Deep learning algorithms have been powering self-driving cars and making quick progress in tasks like facial recognition. Now these innovations are beginning to find their way into the daily lives of consumers as well.
Other e-commerce sites are also adopting deep learning to help shoppers more easily find what they seek. Gilt deploys it to search for similar items of clothing with different features like a longer sleeve or a different cut. Etsy bought Blackbird Technologies last fall to apply the firm’s image-recognition and natural-language processing to its search function.
And notably, Amazon is planning to use the AI technology it offers on its Web Services in its new Amazon Go grocery stores. The company is operating only one store in Seattle, but Chief Financial Officer Brian Olsavsky said during a February earnings call that “it’s using some of the same technologies you would see in self-driving cars: computer vision, sensor, fusion, deep learning.”

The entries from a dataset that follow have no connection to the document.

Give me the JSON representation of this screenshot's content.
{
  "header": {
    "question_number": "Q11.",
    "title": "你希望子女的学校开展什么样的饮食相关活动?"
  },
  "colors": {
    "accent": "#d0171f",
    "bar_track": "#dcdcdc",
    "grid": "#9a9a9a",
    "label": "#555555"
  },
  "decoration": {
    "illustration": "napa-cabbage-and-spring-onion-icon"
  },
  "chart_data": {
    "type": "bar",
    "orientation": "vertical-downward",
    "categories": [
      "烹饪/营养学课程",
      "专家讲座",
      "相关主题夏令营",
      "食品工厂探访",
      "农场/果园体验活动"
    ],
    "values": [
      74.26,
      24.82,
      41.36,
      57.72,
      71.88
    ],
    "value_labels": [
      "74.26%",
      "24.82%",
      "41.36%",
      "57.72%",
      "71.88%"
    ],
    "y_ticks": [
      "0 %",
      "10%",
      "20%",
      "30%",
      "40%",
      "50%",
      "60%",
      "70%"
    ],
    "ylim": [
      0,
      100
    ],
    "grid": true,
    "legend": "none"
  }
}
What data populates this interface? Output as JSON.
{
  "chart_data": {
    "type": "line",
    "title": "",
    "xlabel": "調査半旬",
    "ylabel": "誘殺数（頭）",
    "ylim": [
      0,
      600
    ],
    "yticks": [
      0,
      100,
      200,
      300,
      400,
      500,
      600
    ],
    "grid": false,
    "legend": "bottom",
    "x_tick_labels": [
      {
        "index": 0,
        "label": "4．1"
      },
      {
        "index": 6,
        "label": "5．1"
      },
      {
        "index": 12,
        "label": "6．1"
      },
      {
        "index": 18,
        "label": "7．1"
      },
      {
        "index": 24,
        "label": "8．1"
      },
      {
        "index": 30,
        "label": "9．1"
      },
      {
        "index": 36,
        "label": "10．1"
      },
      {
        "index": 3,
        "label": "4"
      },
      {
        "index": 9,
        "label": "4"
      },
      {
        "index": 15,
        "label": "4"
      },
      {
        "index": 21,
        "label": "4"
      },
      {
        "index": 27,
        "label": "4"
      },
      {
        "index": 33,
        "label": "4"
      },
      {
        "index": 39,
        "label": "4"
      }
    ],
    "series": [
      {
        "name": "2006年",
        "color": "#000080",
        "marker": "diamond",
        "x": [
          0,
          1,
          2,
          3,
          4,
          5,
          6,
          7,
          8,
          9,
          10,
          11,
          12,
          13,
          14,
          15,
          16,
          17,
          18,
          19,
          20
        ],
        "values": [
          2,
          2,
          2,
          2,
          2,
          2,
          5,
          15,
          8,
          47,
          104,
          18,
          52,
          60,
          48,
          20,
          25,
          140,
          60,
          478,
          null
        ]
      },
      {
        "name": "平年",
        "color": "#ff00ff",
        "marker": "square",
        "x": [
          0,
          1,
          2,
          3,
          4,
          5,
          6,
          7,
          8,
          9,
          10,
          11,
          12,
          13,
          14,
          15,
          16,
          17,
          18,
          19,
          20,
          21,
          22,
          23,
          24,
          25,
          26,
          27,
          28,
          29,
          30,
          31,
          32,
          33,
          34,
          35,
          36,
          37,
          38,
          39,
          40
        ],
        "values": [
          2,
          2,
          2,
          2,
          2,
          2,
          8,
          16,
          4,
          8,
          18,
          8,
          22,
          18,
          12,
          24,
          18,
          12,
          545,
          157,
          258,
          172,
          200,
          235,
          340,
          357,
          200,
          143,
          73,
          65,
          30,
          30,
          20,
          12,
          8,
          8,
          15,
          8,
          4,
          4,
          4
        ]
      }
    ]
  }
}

While deep learning is becoming a part of the retail experience, it’s happening in fits and starts, as Facebook found with chatbots. Touted as a tool that could automate customer-service functions and deepen human engagement, chatbots were added to Facebook Messenger, with more than 11,000 of them available last year. But last week, Facebook scaled back its chatbot ambitions after they clocked a 70% failure rate.
As with the early days of the Web, there remains much work to do before deep learning can be seamlessly integrated into the daily lives of consumers. Compared to expectations of even a few years ago, though, things are a lot farther along than many expected. And that suggests Silicon Valley may again be ready to change how we shop.